The workflow viewer renders the pipeline as a directed acyclic graph (DAG) showing the dependency structure between steps. The DAG updates in real time as steps complete. A zoom toolbar allows panning and scaling.

Integrated Terminal

Click Terminal to open a shell session inside the container. The terminal runs in the browser via WebSocket and behaves like a standard terminal emulator. Multiple sessions can run concurrently.

Resource Monitor

The status bar at the bottom displays real-time CPU, memory, and disk usage of the container. These metrics update continuously via WebSocket.

Test Generation

The Tests panel generates unit tests for pipeline steps. Select a step and click Generate Tests to produce three categories of verification:

  1. Integrity tests (test_integrity.py) – validate that output files exist, are non-empty, load in their expected format, have the correct shape, and contain no NaN or Inf values.

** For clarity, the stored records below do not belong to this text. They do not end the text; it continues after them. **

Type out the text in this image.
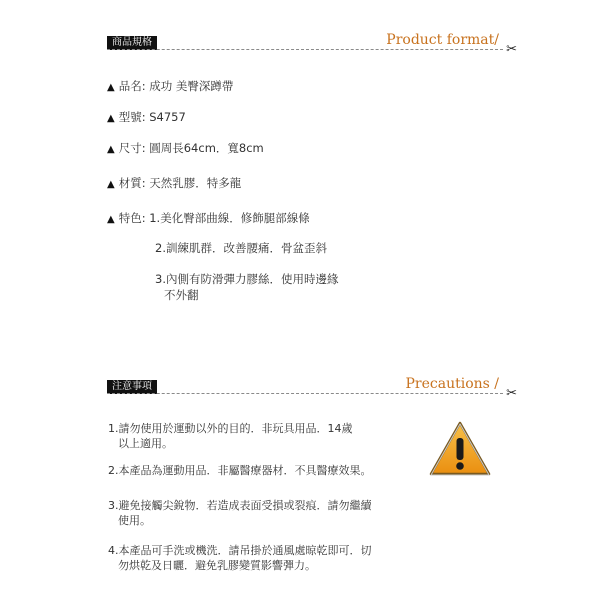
商品規格	Product format/
✂
▲ 品名: 成功 美臀深蹲帶
▲ 型號: S4757
▲ 尺寸: 圓周長64cm．寬8cm
▲ 材質: 天然乳膠．特多龍
▲ 特色: 1.美化臀部曲線．修飾腿部線條
2.訓練肌群．改善腰痛．骨盆歪斜
3.內側有防滑彈力膠絲．使用時邊緣
不外翻
注意事項	Precautions /
✂
1.請勿使用於運動以外的目的．非玩具用品．14歲
以上適用。
2.本產品為運動用品．非屬醫療器材．不具醫療效果。
3.避免接觸尖銳物．若造成表面受損或裂痕．請勿繼續
使用。
4.本產品可手洗或機洗．請吊掛於通風處晾乾即可．切
勿烘乾及日曬．避免乳膠變質影響彈力。
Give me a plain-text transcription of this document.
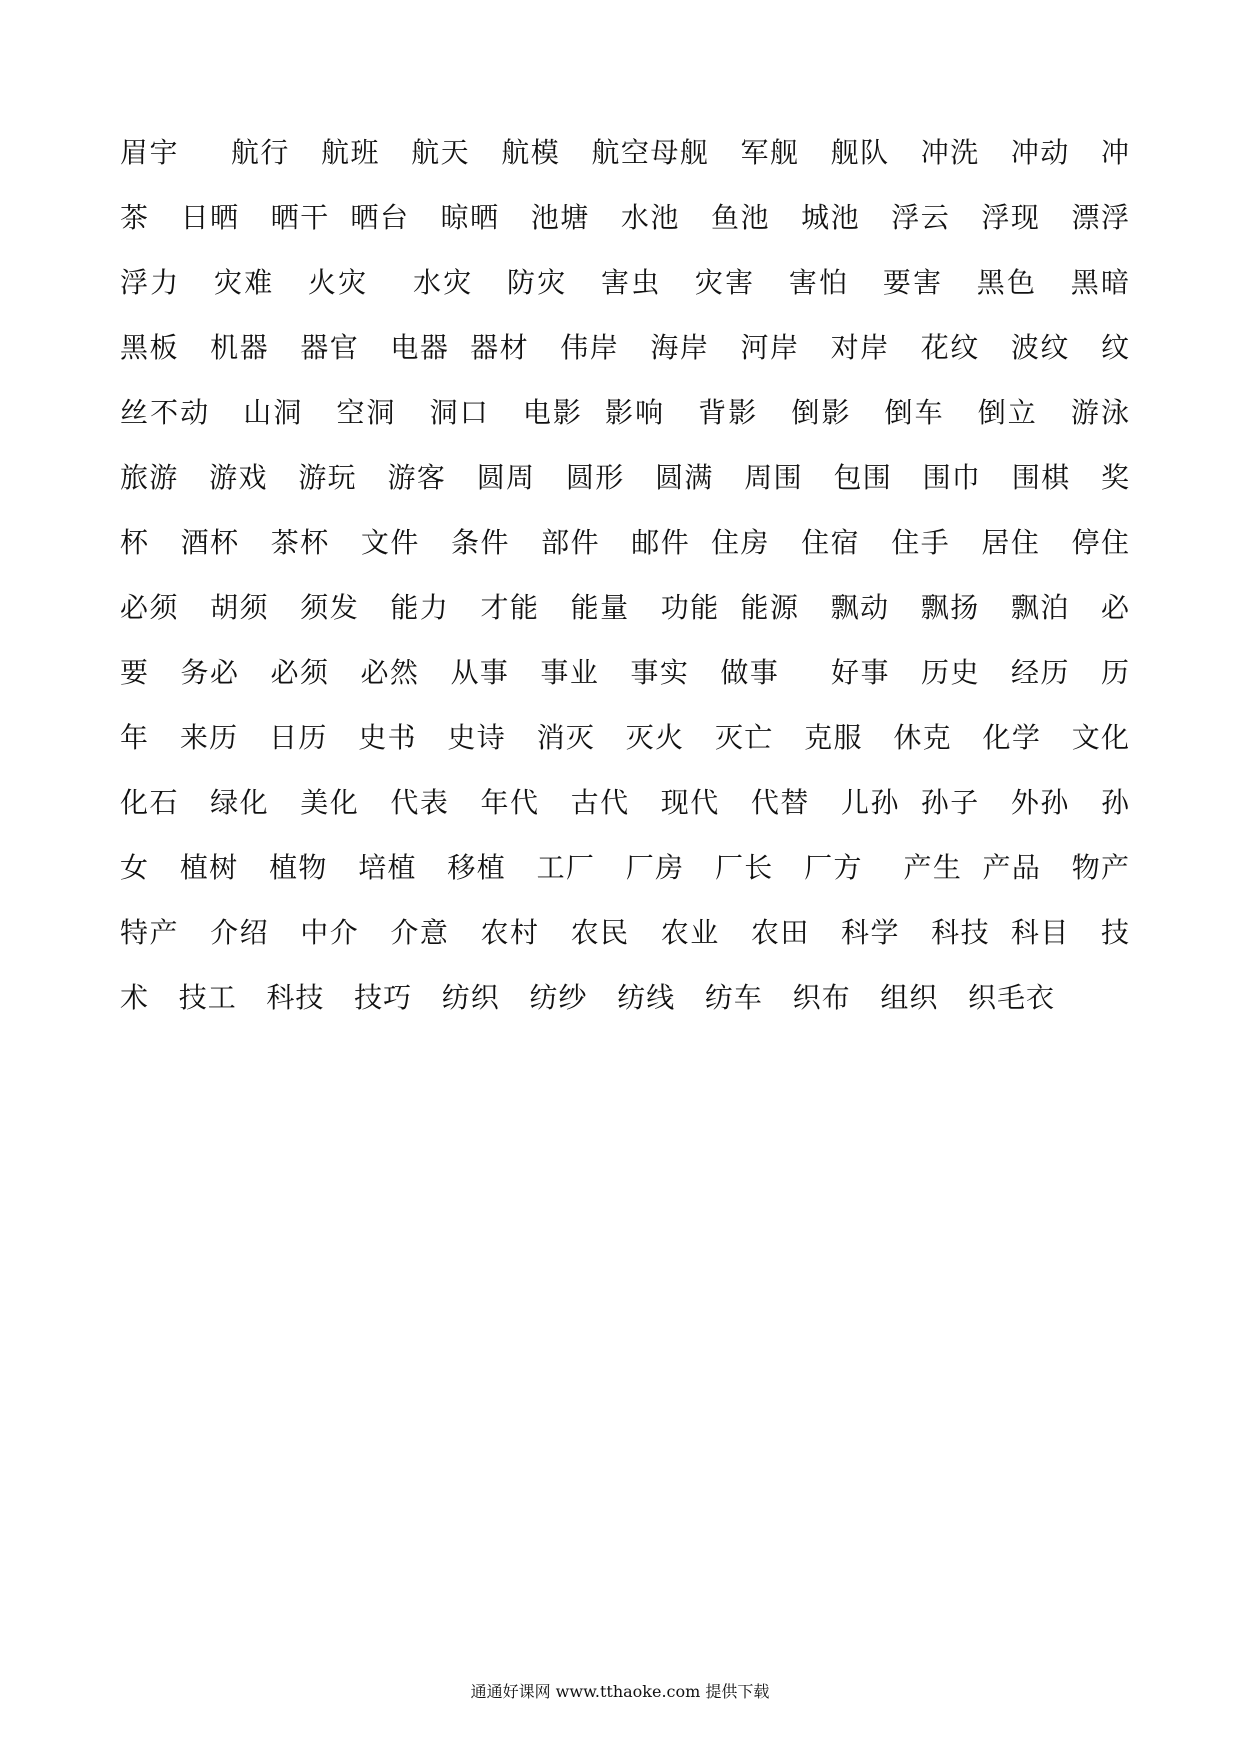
眉宇     航行   航班   航天   航模   航空母舰   军舰   舰队   冲洗   冲动   冲
茶   日晒   晒干  晒台   晾晒   池塘   水池   鱼池   城池   浮云   浮现   漂浮
浮力   灾难   火灾    水灾   防灾   害虫   灾害   害怕   要害   黑色   黑暗
黑板   机器   器官   电器  器材   伟岸   海岸   河岸   对岸   花纹   波纹   纹
丝不动   山洞   空洞   洞口   电影  影响   背影   倒影   倒车   倒立   游泳
旅游   游戏   游玩   游客   圆周   圆形   圆满   周围   包围   围巾   围棋   奖
杯   酒杯   茶杯   文件   条件   部件   邮件  住房   住宿   住手   居住   停住
必须   胡须   须发   能力   才能   能量   功能  能源   飘动   飘扬   飘泊   必
要   务必   必须   必然   从事   事业   事实   做事     好事   历史   经历   历
年   来历   日历   史书   史诗   消灭   灭火   灭亡   克服   休克   化学   文化
化石   绿化   美化   代表   年代   古代   现代   代替   儿孙  孙子   外孙   孙
女   植树   植物   培植   移植   工厂   厂房   厂长   厂方    产生  产品   物产
特产   介绍   中介   介意   农村   农民   农业   农田   科学   科技  科目   技
术   技工   科技   技巧   纺织   纺纱   纺线   纺车   织布   组织   织毛衣
通通好课网 www.tthaoke.com 提供下载
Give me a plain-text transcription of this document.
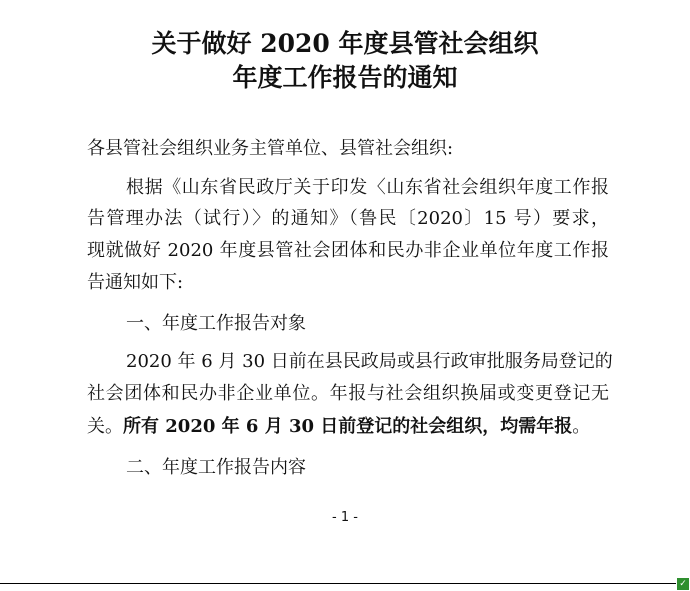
关于做好 2020 年度县管社会组织
年度工作报告的通知
各县管社会组织业务主管单位、县管社会组织:
根据《山东省民政厅关于印发〈山东省社会组织年度工作报
告管理办法（试行）〉的通知》（鲁民〔2020〕15 号）要求，
现就做好 2020 年度县管社会团体和民办非企业单位年度工作报
告通知如下:
一、年度工作报告对象
2020 年 6 月 30 日前在县民政局或县行政审批服务局登记的
社会团体和民办非企业单位。年报与社会组织换届或变更登记无
关。所有 2020 年 6 月 30 日前登记的社会组织，均需年报。
二、年度工作报告内容
- 1 -
✓
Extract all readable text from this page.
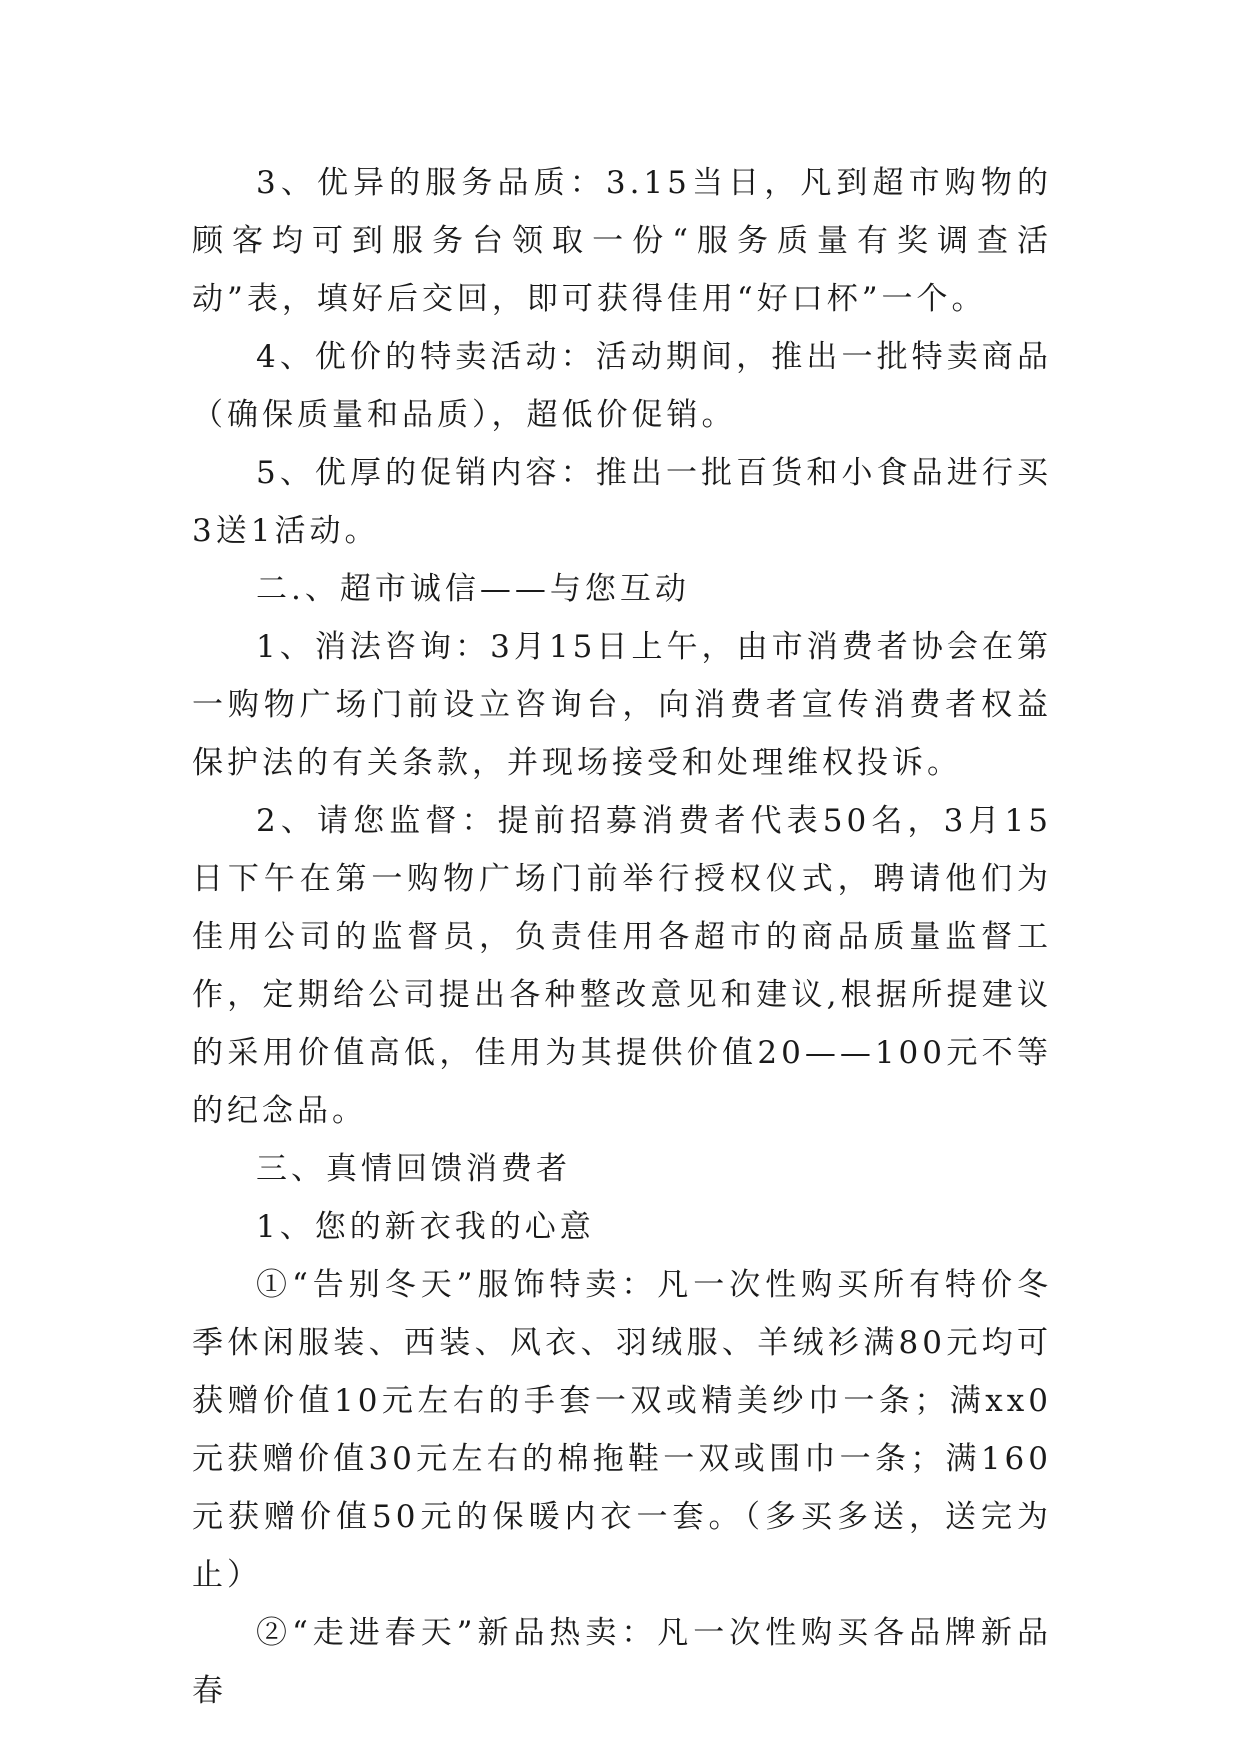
3、优异的服务品质：3.15当日，凡到超市购物的顾客均可到服务台领取一份“服务质量有奖调查活动”表，填好后交回，即可获得佳用“好口杯”一个。

4、优价的特卖活动：活动期间，推出一批特卖商品（确保质量和品质），超低价促销。

5、优厚的促销内容：推出一批百货和小食品进行买3送1活动。

二.、超市诚信——与您互动

1、消法咨询：3月15日上午，由市消费者协会在第一购物广场门前设立咨询台，向消费者宣传消费者权益保护法的有关条款，并现场接受和处理维权投诉。

2、请您监督：提前招募消费者代表50名，3月15日下午在第一购物广场门前举行授权仪式，聘请他们为佳用公司的监督员，负责佳用各超市的商品质量监督工作，定期给公司提出各种整改意见和建议,根据所提建议的采用价值高低，佳用为其提供价值20——100元不等的纪念品。

三、真情回馈消费者

1、您的新衣我的心意

①“告别冬天”服饰特卖：凡一次性购买所有特价冬季休闲服装、西装、风衣、羽绒服、羊绒衫满80元均可获赠价值10元左右的手套一双或精美纱巾一条；满xx0元获赠价值30元左右的棉拖鞋一双或围巾一条；满160元获赠价值50元的保暖内衣一套。（多买多送，送完为止）

②“走进春天”新品热卖：凡一次性购买各品牌新品春
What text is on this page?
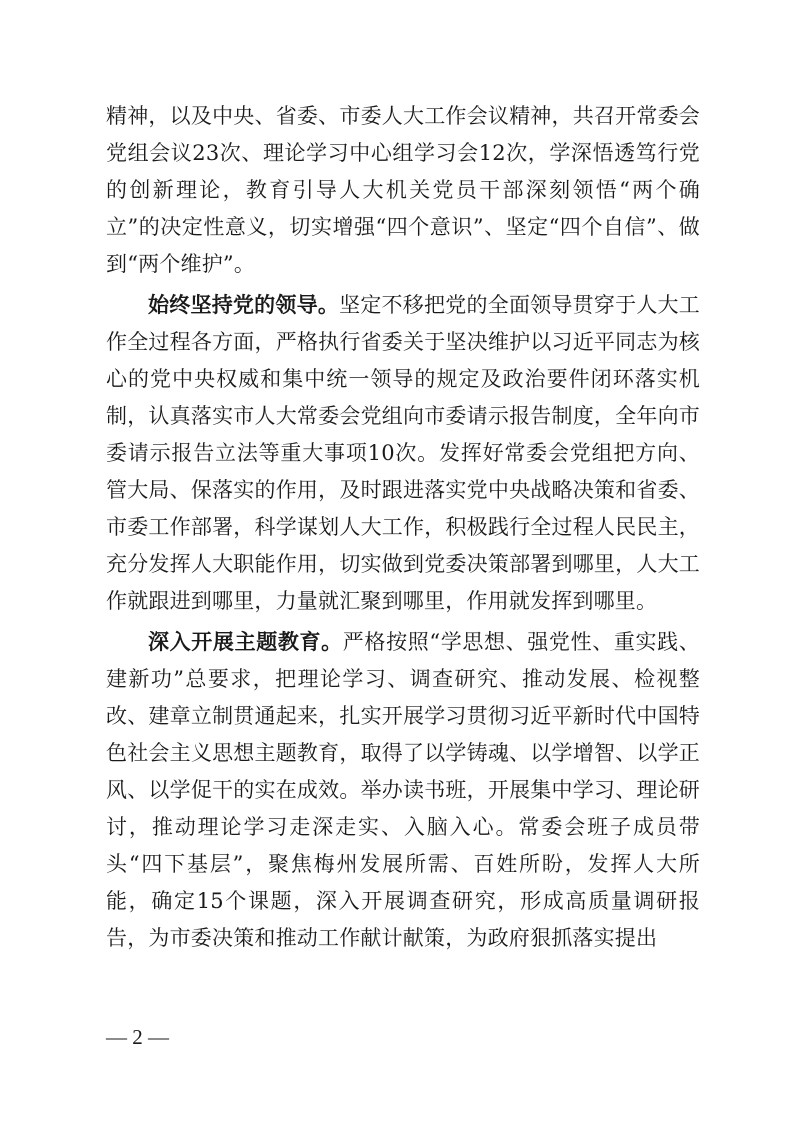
精神，以及中央、省委、市委人大工作会议精神，共召开常委会党组会议23次、理论学习中心组学习会12次，学深悟透笃行党的创新理论，教育引导人大机关党员干部深刻领悟“两个确立”的决定性意义，切实增强“四个意识”、坚定“四个自信”、做到“两个维护”。

始终坚持党的领导。坚定不移把党的全面领导贯穿于人大工作全过程各方面，严格执行省委关于坚决维护以习近平同志为核心的党中央权威和集中统一领导的规定及政治要件闭环落实机制，认真落实市人大常委会党组向市委请示报告制度，全年向市委请示报告立法等重大事项10次。发挥好常委会党组把方向、管大局、保落实的作用，及时跟进落实党中央战略决策和省委、市委工作部署，科学谋划人大工作，积极践行全过程人民民主，充分发挥人大职能作用，切实做到党委决策部署到哪里，人大工作就跟进到哪里，力量就汇聚到哪里，作用就发挥到哪里。

深入开展主题教育。严格按照“学思想、强党性、重实践、建新功”总要求，把理论学习、调查研究、推动发展、检视整改、建章立制贯通起来，扎实开展学习贯彻习近平新时代中国特色社会主义思想主题教育，取得了以学铸魂、以学增智、以学正风、以学促干的实在成效。举办读书班，开展集中学习、理论研讨，推动理论学习走深走实、入脑入心。常委会班子成员带头“四下基层”，聚焦梅州发展所需、百姓所盼，发挥人大所能，确定15个课题，深入开展调查研究，形成高质量调研报告，为市委决策和推动工作献计献策，为政府狠抓落实提出

— 2 —
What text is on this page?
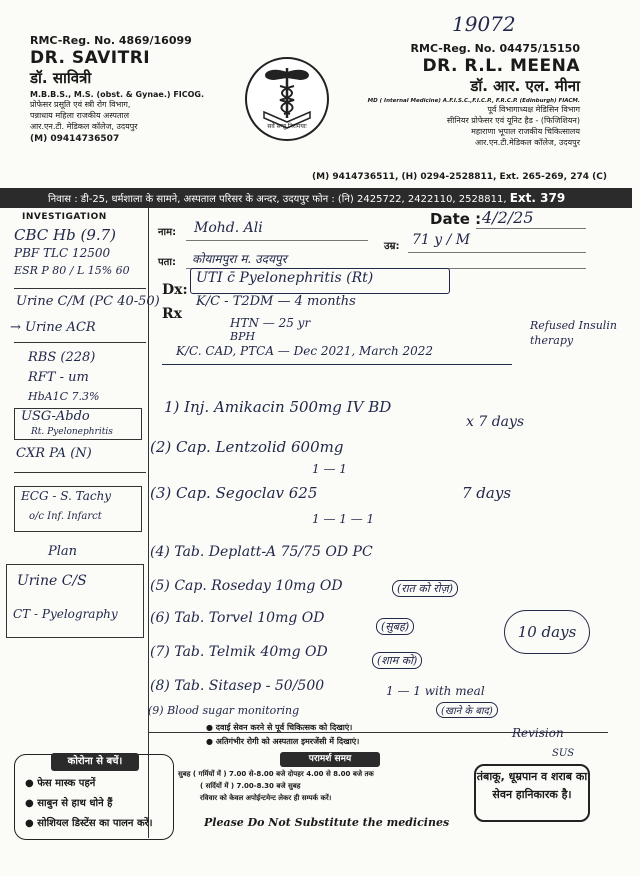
19072
RMC-Reg. No. 4869/16099
DR. SAVITRI
डॉ. सावित्री
M.B.B.S., M.S. (obst. & Gynae.) FICOG.
प्रोफेसर प्रसूति एवं स्त्री रोग विभाग,
पन्नाधाय महिला राजकीय अस्पताल
आर.एन.टी. मेडिकल कॉलेज, उदयपुर
(M) 09414736507
सर्वे सन्तु निरामयाः
RMC-Reg. No. 04475/15150
DR. R.L. MEENA
डॉ. आर. एल. मीना
MD ( Internal Medicine) A.F.I.S.C.,F.I.C.P., F.R.C.P. (Edinburgh) FIACM.
पूर्व विभागाध्यक्ष मेडिसिन विभाग
सीनियर प्रोफेसर एवं यूनिट हैड - (फिजिशियन)
महाराणा भूपाल राजकीय चिकित्सालय
आर.एन.टी.मेडिकल कॉलेज, उदयपुर
(M) 9414736511, (H) 0294-2528811, Ext. 265-269, 274 (C)
निवास : डी-25, धर्मशाला के सामने, अस्पताल परिसर के अन्दर, उदयपुर फोन : (नि) 2425722, 2422110, 2528811, Ext. 379
INVESTIGATION
CBC Hb (9.7)
PBF TLC 12500
ESR P 80 / L 15% 60
Urine C/M (PC 40-50)
→ Urine ACR
RBS (228)
RFT - um
HbA1C 7.3%
USG-Abdo
Rt. Pyelonephritis
CXR PA (N)
ECG - S. Tachy
o/c Inf. Infarct
Plan
Urine C/S
CT - Pyelography
Date : 4/2/25
नाम: Mohd. Ali
उम्र: 71 y / M
पता: कोयामपुरा म. उदयपुर
Dx:
Rx
UTI c̄ Pyelonephritis (Rt)
K/C - T2DM — 4 months
HTN — 25 yr
BPH
K/C. CAD, PTCA — Dec 2021, March 2022
Refused Insulin therapy
1) Inj. Amikacin 500mg IV BD
x 7 days
(2) Cap. Lentzolid 600mg
1 — 1
(3) Cap. Segoclav 625
1 — 1 — 1
7 days
(4) Tab. Deplatt-A 75/75 OD PC
(5) Cap. Roseday 10mg OD	(रात को रोज़)
(6) Tab. Torvel 10mg OD
(सुबह)
(7) Tab. Telmik 40mg OD
(शाम को)
10 days
(8) Tab. Sitasep - 50/500	1 — 1 with meal
(9) Blood sugar monitoring	(खाने के बाद)
Revision
SUS
● दवाई सेवन करने से पूर्व चिकित्सक को दिखाएं।
● अतिगंभीर रोगी को अस्पताल इमरजेंसी में दिखाएं।
कोरोना से बचें।
● फेस मास्क पहनें
● साबुन से हाथ धोने हैं
● सोशियल डिस्टेंस का पालन करें।
परामर्श समय
सुबह ( गर्मियों में ) 7.00 से-8.00 बजे दोपहर 4.00 से 8.00 बजे तक
( सर्दियों में ) 7.00-8.30 बजे सुबह
रविवार को केवल अपोईन्टमेन्ट लेकर ही सम्पर्क करें।
Please Do Not Substitute the medicines
तंबाकू, धूम्रपान व शराब का सेवन हानिकारक है।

  2. Qualitative tests (test_qualitative.py) – verify that column names, JSON keys, parameter names, and other categorical content match expectations.

  3. Quantitative tests (test_quantitative.py + quantitative_standards.json) – compare numerical output values against stored benchmarks at full double precision with configurable relative and absolute tolerances.

Test generation is deterministic by default: a Python introspection script runs inside the container, reads each data file, and produces tests mechanically. No LLM is required. The LLM-based path is available as a fallback by setting bDeterministic: false in the API request.

See Supported Data Formats for the full list of file types the test generator can read.

Sync Controls

The toolbar includes buttons for:

  • Push to Overleaf – sync figures to the configured Overleaf project.

  • Archive to Zenodo – upload outputs and receive a DOI.

  • Generate LaTeX – create \includegraphics commands for all figures.

These actions are also available via the CLI (vaibify publish).

Repos Panel

The Repos panel appears in the left sidebar when a container is opened without a workflow (sandbox or toolkit mode). It lists all tracked git repositories in /workspace with branch, dirty status, and per-repo push controls.

Tracking: when you first open a container, any git repositories already in /workspace (cloned by the entrypoint from vaibify.yml) are automatically tracked. If you clone additional repos from the terminal, vaibify detects them within a few seconds and prompts you to Track or Ignore them.

Dirty detection reflects whether the user has made source-level changes to a repository. Build artifacts produced by package managers and compilers (e.g. *.egg-info/, *.o, *.aux, __pycache__/) are filtered out automatically. A freshly cloned and installed repo will show as clean unless you have edited its source files. The complete list of filtered patterns is defined in trackedReposManager.FROZENSET_ARTIFACT_PATTERNS.

Push commits and pushes changes to a tracked repository’s remote. The default Push button commits whatever you have staged in the terminal (git add + git commit + git push). A secondary “Push files…” option in the gear menu opens a file picker for selecting specific files to commit.

Hub Mode

When Vaibify is invoked with no subcommand, it starts in hub mode – a dashboard that lists all Vaibify projects on the host. Hub mode provides:

  • A container registry browser for discovering published images.

  • A directory browser for locating project configuration files.

  • Quick-launch buttons to start, stop, or open the GUI for any project.

Hub mode binds to the same port (8050) and is intended for users who manage multiple Vaibify environments.